A ring R is an abelian group under addition that is associative with respect to multiplication —
. a(bc) = (ab)c for a, b, c, € R
— and is left-and-right distributive over addition:
. a(b+c) = ab + ac,
. (b+c)a = ba + ca
What is a zero divisor?
Let R be a ring, and a, b € R; if ab=0, then a and b are said to be zero divisors — left and right zero divisors respectively.
What is a proper zero divisor?
If ab = 0, and a ≠ 0, b ≠ 0, then a and b are proper zero divisors.
List rings that have no proper zero divisors.
They are:
Z, Q, C, and R, which are the set of integers, rational numbers, complex numbers, and real numbers respectively.

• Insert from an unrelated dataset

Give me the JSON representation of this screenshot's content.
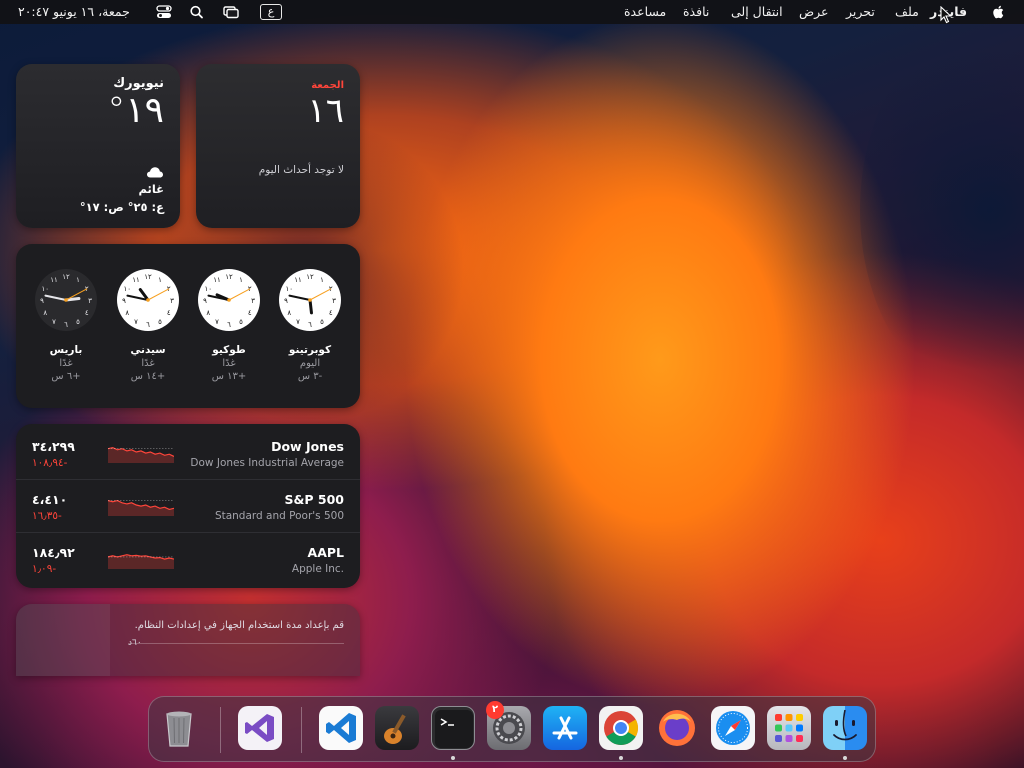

What is an integral domain?
A ring R is said to be an integral domain if:
1. It is commutative under multiplication,
2. It possesses no proper zero divisors.
Prove that if R is a commutative ring with identity (1) and an ideal A contains a unit, then the R = A.
As R is a ring containing a unit, u, u ∈ R: uu* = 1 for some u* ∈ R.

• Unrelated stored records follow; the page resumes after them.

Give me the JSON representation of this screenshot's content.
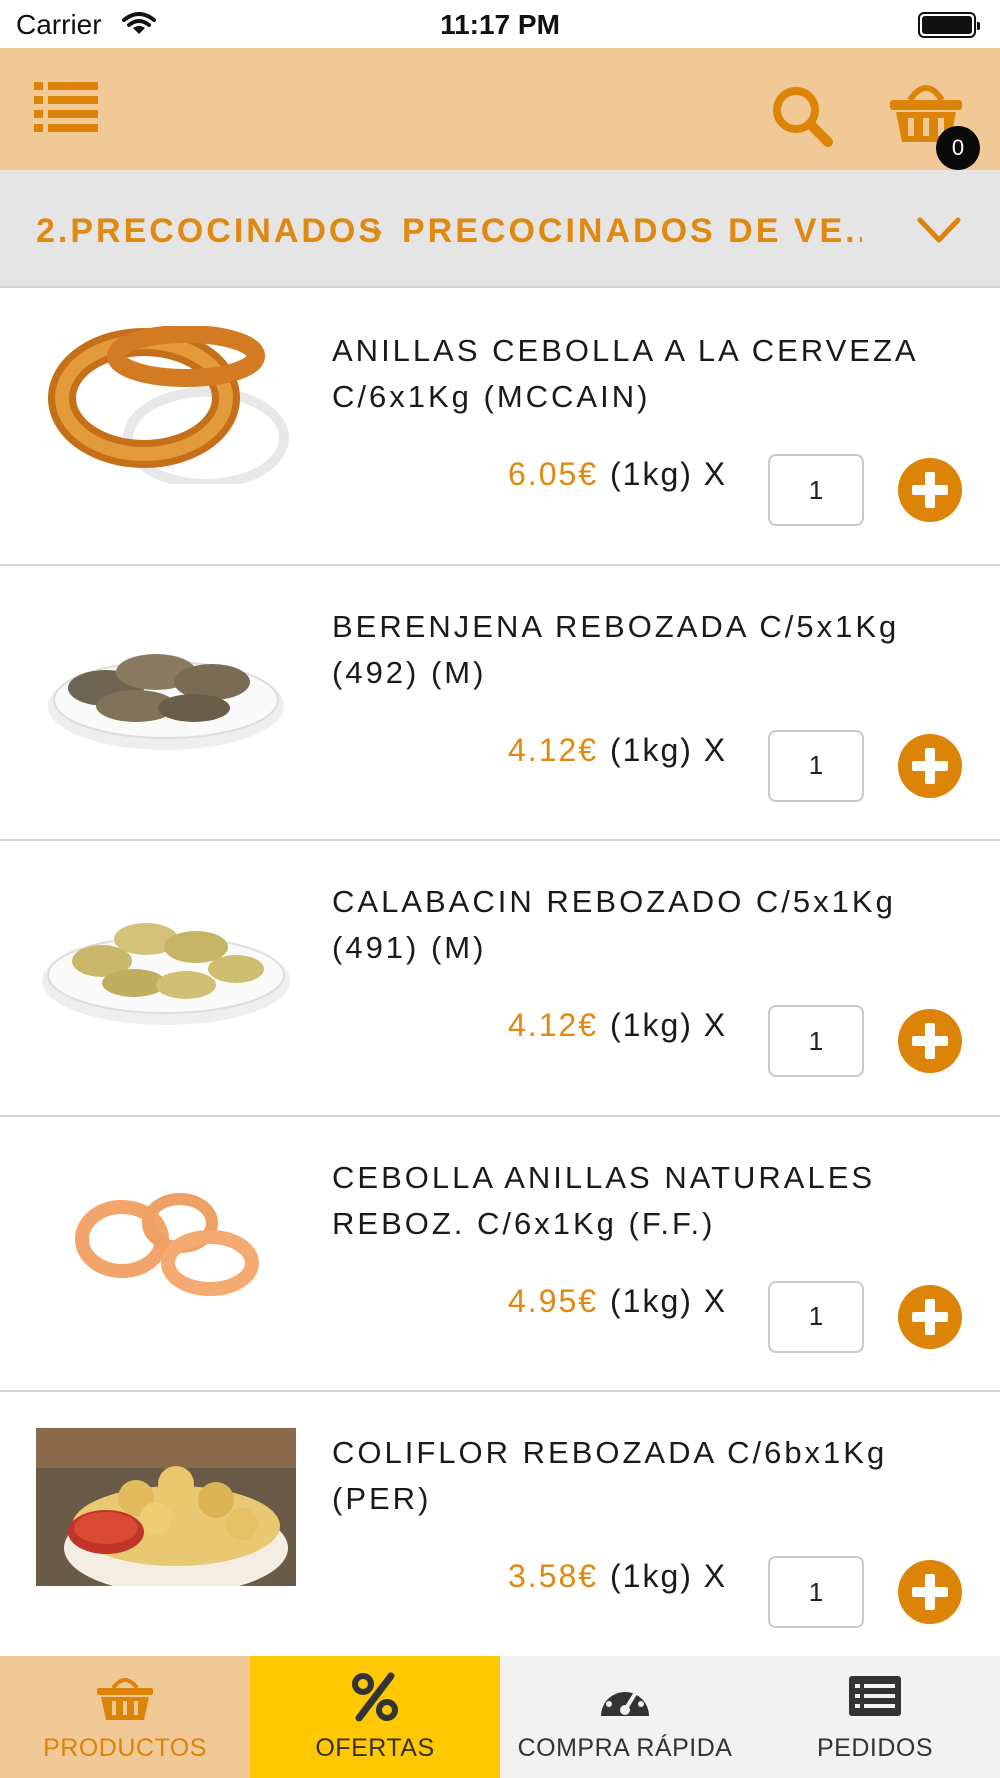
{
  "status_bar": {
    "carrier": "Carrier",
    "time": "11:17 PM"
  },
  "header": {
    "cart_count": "0"
  },
  "breadcrumb": {
    "level1": "2.PRECOCINADOS",
    "separator": "›",
    "level2": "PRECOCINADOS DE VE..."
  },
  "products": [
    {
      "name": "ANILLAS CEBOLLA A LA CERVEZA C/6x1Kg (MCCAIN)",
      "price": "6.05€",
      "unit": "(1kg) X",
      "qty": "1"
    },
    {
      "name": "BERENJENA REBOZADA C/5x1Kg (492) (M)",
      "price": "4.12€",
      "unit": "(1kg) X",
      "qty": "1"
    },
    {
      "name": "CALABACIN REBOZADO C/5x1Kg (491) (M)",
      "price": "4.12€",
      "unit": "(1kg) X",
      "qty": "1"
    },
    {
      "name": "CEBOLLA ANILLAS NATURALES REBOZ. C/6x1Kg (F.F.)",
      "price": "4.95€",
      "unit": "(1kg) X",
      "qty": "1"
    },
    {
      "name": "COLIFLOR REBOZADA C/6bx1Kg (PER)",
      "price": "3.58€",
      "unit": "(1kg) X",
      "qty": "1"
    }
  ],
  "tabs": [
    {
      "label": "PRODUCTOS",
      "icon": "basket-icon"
    },
    {
      "label": "OFERTAS",
      "icon": "percent-icon"
    },
    {
      "label": "COMPRA RÁPIDA",
      "icon": "speedometer-icon"
    },
    {
      "label": "PEDIDOS",
      "icon": "list-icon"
    }
  ],
  "colors": {
    "accent": "#dc8408",
    "header_bg": "#f0c997",
    "offers_tab_bg": "#ffc800",
    "breadcrumb_bg": "#e5e5e5"
  }
}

Suppose A is an ideal containing u. Then,
1 = uu* ∈ AR ⊆ A by definition of ideals, implying 1 ∈ A.
Every element of R, r ∈ R, can then be expressed as:
r = (1)r ∈ AR ⊆ A
Thus if an ideal contains a unit, then the ideal contains/equals the entire ring.
What is a field?
A field is a commutative ring where every non-zero element is a unit.
What is an ideal?
A (two-sided) ideal A of a ring R is a subring where for every a ∈ A and r ∈ R, ar and ra are contained in A.
What is a unit?
Let R be a commutative ring with the identity element 1. If for an element u ∈ R there exists u* such that,
uu* = 1, then u is said to be a unit.
Alternatively, a unit is a u ∈ R: u|1
Define the divisibility of a commutative ring.
R is a commutative ring, with a, b ∈ R, a is said to divide b if there exists c ∈ R:
b = ac
What is an irreducible?
Let R be an integral domain, and P ∈ R, then P is irreducible if, for a, b ∈ R:
1. P ≠ 0, P ∉ U(R) (not an element of the set of units in R)
2. P = ab, where either a or b are units.